Start Your #Infodemic Research with These Newly Released COVID-19 Twitter IDs Datasets from @SMLabTO’s COVID-19 Twitter Pandemic Archive
Today, we are pleased to announce the formal release of a new COVID-19 Twitter Pandemic Archive, a catalog of datasets containing billions of Tweet IDs for COVID-19 tweets and a set of data visualizations featuring high-level monthly stats about the COVID-19 conversations on Twitter. The datasets are being offered as-is for archiving and non-commercial research purposes and are free to download and reuse.
The tweets in these datasets are collected via Twitter’s COVID-19 Streaming Endpoint (API) using a custom script developed by the Social Media Lab. According to Twitter, this new streaming endpoint has no data volume or throughput limitations, and offers a real-time, full-fidelity stream of public Tweets containing the full conversation about COVID-19. (For more information about what tweets are included in this collection see Twitter’s filtering rules for this endpoint.)
As per Twitter’s API Terms, each dataset only includes Tweet IDs (as opposed to the actual tweets and associated metadata). New datasets are uploaded to the web at the beginning of each month.
For each month, we prepare two data files:
- one file with Tweet IDs for all COVID-19 related tweets that we collect via the API, and
- a second file containing a subset of Tweet IDs for COVID-19 related tweets that also contain a vaccine-related word (i.e., words starting with vaccin*, vacin*, or vax*).
To rehydrate tweets from one of the datasets in the COVID-19 Twitter Pandemic Archive (or a newly created random sample of Tweet IDs… see below), you can use third-party programs such as Hydrator, the Python library Twarc, or Communalytic Pro (dataset limit of 10M Tweet IDs).
As part of the release of this new research data resource, we are also releasing a companion Tweets Sampling Toolkit which will allow researchers to create smaller random sample datasets consisting of Tweet IDs derived from one of the larger datasets available in the new COVID-19 Twitter Pandemic Archive.
In addition to creating a random sample, the Tweets Sampling Toolkit can also perform set operations such as union, difference, and intersection to compare two or more datasets.
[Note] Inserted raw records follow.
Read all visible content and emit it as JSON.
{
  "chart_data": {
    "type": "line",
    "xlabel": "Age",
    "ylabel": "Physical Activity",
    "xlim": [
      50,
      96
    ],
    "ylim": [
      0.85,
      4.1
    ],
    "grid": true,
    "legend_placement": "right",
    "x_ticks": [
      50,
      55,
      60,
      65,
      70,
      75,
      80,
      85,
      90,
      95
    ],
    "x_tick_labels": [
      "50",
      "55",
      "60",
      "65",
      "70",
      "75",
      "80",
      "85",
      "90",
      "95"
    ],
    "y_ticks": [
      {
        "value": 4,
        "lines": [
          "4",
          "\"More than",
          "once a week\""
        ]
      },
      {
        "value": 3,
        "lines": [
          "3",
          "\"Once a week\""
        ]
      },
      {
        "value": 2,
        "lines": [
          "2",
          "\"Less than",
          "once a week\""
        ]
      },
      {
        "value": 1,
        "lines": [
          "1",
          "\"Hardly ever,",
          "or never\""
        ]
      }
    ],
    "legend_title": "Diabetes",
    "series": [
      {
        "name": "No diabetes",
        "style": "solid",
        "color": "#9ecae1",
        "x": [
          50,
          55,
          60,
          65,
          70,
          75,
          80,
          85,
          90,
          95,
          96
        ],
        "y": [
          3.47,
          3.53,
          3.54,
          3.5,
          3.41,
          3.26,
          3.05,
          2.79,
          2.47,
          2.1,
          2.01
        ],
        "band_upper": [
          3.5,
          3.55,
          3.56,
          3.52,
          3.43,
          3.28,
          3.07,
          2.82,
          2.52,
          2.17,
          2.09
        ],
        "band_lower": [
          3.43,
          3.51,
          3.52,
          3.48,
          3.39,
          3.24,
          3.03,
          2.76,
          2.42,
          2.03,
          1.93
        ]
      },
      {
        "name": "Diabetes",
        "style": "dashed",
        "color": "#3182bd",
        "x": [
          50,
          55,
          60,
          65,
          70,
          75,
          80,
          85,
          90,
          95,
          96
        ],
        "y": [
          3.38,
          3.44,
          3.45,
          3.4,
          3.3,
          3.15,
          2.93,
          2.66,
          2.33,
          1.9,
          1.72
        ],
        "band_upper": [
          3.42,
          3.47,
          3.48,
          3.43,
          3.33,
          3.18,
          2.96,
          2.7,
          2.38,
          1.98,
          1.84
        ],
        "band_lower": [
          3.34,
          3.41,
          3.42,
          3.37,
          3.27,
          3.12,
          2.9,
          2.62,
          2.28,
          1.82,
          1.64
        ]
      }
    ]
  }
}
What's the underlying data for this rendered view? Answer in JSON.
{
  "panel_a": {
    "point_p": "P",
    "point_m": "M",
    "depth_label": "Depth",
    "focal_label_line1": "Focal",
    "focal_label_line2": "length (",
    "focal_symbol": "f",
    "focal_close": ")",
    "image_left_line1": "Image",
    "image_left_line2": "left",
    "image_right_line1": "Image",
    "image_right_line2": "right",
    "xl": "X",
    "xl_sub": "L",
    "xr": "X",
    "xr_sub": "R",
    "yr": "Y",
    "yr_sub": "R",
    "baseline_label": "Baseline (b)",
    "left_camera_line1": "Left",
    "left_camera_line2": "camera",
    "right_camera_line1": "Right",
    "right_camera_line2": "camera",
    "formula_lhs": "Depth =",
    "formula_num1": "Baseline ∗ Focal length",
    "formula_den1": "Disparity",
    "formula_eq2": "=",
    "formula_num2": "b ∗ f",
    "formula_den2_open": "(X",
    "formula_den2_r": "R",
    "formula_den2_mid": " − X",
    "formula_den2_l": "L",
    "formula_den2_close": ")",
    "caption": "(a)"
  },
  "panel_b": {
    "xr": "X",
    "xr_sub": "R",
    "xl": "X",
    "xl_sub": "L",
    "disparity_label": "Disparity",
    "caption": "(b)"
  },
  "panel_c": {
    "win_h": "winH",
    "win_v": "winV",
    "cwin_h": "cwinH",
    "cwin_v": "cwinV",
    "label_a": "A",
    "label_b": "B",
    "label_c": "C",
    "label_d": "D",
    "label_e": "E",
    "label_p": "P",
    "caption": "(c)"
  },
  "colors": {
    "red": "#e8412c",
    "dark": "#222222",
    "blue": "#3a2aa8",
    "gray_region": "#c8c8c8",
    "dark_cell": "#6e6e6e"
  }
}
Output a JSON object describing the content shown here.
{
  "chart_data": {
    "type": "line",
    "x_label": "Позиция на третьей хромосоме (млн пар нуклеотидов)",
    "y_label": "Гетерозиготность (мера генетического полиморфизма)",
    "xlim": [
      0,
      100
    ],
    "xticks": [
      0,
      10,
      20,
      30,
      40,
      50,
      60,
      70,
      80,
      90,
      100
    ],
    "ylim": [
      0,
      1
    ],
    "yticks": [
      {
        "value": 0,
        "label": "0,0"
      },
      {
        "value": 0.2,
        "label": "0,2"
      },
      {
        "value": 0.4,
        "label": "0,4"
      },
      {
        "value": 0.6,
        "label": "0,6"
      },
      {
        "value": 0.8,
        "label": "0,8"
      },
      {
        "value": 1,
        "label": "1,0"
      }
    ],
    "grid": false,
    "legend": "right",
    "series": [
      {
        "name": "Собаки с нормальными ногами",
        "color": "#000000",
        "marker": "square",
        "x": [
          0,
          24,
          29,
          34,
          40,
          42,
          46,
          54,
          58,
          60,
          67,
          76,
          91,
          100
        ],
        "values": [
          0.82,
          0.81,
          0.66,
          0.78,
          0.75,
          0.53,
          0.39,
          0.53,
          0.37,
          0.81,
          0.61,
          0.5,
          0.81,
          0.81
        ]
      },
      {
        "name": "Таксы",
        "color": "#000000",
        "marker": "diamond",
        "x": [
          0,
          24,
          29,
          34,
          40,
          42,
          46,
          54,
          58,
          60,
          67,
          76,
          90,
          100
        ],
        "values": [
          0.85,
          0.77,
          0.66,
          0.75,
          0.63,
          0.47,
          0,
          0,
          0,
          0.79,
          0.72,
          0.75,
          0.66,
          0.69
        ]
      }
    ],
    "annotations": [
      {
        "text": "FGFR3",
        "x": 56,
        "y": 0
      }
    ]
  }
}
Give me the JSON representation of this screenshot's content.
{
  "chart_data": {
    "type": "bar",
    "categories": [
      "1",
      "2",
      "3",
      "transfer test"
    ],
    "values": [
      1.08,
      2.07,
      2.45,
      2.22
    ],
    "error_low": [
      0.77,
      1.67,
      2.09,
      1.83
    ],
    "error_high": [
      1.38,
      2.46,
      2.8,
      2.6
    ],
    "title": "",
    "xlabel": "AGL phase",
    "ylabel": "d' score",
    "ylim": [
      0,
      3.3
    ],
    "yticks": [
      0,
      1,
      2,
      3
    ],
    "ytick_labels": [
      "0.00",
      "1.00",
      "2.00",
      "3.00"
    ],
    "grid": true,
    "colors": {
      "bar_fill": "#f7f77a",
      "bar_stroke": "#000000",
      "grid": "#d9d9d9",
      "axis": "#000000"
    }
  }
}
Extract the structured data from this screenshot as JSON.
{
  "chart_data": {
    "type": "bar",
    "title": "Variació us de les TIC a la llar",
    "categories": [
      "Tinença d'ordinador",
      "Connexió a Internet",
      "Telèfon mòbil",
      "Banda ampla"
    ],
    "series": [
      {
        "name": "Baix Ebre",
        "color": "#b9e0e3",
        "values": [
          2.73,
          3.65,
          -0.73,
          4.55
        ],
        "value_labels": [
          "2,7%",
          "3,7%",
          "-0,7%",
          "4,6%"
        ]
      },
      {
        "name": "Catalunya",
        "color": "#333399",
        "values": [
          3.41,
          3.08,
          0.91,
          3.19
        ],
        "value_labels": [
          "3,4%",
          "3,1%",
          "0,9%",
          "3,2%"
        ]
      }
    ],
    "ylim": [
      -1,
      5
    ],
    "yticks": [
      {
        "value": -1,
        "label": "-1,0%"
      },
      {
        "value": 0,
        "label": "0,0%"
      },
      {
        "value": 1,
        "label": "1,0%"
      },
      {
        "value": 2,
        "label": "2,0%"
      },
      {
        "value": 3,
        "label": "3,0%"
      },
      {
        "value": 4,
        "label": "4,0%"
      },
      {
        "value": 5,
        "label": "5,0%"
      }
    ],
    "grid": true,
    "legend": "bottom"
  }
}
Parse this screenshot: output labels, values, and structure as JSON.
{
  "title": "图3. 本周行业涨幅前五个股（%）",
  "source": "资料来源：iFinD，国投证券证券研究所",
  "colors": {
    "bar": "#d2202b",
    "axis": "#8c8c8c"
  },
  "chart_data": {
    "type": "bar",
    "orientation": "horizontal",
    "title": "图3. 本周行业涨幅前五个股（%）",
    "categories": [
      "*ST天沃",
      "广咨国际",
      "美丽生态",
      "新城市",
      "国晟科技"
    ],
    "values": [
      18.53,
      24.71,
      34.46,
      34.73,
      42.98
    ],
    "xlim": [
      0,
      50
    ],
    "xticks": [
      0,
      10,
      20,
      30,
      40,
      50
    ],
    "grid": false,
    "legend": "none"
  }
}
For example, if you have previously collected your own dataset of COVID-19 related tweets using Twitter’s Standard Search or Streaming API, you could compare it with one of the datasets published in the COVID-19 Twitter Pandemic Archive. This can be done using the “union” function provided in the Tweets Sampling Toolkit to merge two or more datasets of Tweet IDs, while excluding duplicates. Alternatively, you can use the “difference” function to identify and recollect only those tweets (based on their Tweet IDs) that are not part of your original dataset. Finally, you can use the “intersection” function, to locate Tweet IDs that appear in two or more datasets.